A Psychophysical Study on Temporal Interactions between Visual Features

Kazuhiro KANAHAMA  Osamu WATANABE 

Publication
D - Abstracts of IEICE TRANSACTIONS on Information and Systems (Japanese Edition)  Vol.J93-D  No.9  pp.1799-1802
Publication Date: 2010/09/01
Online ISSN: 1881-0225
Print ISSN: 1880-4535
Type of Manuscript: LETTER
Category: 
Keyword: 
visual featureperceptual asynchronylatency

Full Text(in Japanese): PDF(134.9KB)


Summary: 
Recently, computational studies of early vision have been highly developed, and the neural representation and algorithms of human visual system are investigated with various experimental studies. There have been many psychophysical studies revealing static properties (i.e., thresholds, precision, etc.) of visual perception. However, little is known about the dynamic (or temporal) properties of visual system.
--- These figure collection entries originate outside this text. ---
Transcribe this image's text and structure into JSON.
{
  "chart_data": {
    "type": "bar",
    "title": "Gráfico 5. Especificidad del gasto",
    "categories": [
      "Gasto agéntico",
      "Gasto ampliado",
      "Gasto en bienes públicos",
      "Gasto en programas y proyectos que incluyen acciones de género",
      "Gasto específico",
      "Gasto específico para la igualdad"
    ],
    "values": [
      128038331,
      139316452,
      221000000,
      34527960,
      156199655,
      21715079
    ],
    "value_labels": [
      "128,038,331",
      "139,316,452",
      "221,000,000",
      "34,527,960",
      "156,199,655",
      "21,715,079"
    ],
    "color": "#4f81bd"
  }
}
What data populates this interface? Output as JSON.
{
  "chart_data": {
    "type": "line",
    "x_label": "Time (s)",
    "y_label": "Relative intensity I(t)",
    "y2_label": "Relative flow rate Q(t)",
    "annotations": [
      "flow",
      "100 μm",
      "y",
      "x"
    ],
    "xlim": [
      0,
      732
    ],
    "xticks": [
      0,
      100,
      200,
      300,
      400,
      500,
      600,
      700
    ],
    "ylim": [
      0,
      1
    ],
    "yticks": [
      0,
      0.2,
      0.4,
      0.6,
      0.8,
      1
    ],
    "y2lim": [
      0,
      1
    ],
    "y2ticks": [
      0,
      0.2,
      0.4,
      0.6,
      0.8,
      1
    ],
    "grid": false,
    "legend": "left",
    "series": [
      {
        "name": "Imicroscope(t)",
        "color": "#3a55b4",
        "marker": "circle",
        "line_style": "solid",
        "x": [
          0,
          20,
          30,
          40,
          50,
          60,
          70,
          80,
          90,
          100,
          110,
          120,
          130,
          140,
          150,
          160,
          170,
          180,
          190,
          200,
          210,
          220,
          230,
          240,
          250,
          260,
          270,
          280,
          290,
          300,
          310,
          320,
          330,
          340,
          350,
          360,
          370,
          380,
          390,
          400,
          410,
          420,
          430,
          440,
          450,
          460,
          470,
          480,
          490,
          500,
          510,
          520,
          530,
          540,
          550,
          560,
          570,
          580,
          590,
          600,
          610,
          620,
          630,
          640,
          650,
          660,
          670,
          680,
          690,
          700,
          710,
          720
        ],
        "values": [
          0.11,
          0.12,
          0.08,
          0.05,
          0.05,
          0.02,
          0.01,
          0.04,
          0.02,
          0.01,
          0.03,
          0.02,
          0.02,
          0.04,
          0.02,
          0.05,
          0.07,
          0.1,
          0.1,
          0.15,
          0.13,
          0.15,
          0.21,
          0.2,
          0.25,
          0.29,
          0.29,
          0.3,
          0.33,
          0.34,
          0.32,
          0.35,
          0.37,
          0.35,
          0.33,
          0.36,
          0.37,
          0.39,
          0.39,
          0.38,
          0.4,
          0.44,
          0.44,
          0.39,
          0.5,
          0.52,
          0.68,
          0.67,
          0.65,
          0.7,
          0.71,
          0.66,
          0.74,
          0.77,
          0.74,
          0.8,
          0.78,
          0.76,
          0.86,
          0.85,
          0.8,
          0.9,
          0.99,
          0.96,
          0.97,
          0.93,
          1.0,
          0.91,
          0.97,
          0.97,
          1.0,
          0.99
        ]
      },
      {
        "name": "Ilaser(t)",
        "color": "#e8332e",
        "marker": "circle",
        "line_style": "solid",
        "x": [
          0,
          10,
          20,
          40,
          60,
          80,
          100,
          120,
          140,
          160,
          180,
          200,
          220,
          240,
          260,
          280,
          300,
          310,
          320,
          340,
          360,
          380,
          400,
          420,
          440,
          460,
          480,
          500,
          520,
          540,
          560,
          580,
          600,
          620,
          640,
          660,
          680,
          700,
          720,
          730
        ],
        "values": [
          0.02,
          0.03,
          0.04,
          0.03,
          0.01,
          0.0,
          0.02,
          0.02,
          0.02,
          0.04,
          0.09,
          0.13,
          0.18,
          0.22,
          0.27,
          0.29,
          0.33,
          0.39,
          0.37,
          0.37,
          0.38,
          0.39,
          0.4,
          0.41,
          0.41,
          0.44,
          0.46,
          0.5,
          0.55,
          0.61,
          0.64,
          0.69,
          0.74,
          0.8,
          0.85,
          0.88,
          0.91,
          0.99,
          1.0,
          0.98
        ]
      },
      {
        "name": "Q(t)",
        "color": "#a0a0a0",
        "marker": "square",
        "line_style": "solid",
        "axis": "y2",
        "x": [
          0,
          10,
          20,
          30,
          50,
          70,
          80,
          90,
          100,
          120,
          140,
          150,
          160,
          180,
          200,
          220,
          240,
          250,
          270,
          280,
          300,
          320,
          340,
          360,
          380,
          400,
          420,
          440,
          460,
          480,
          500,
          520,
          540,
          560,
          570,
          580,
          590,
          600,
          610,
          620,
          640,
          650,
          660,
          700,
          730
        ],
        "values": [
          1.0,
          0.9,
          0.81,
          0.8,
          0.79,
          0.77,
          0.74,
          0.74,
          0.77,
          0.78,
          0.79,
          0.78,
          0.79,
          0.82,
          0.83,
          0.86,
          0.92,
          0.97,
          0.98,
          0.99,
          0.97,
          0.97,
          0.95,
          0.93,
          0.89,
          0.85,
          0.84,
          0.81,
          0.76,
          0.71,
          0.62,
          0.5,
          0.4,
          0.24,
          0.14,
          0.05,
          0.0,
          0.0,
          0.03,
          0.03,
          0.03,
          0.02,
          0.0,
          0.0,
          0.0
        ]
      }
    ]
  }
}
Moutoussis and Zeki (1997) examined the perceptual asynchrony between color and motion perceptions and reported motion perception lagged color perception by 80-100 ms. It is expected that the temporal aspect of visual perception provides an important cue to reveal the neural mechanisms of early vision, because that would reflect the complexity of visual computations and the property of feature binding mechanism. Here, we examined the perceptual asynchrony between three visual features, i.e., color, motion, and binocular disparity, and showed that the perceptual latencies of each feature were modulated according as what feature was combined with. This result suggests that there are temporal interactions between visual modules.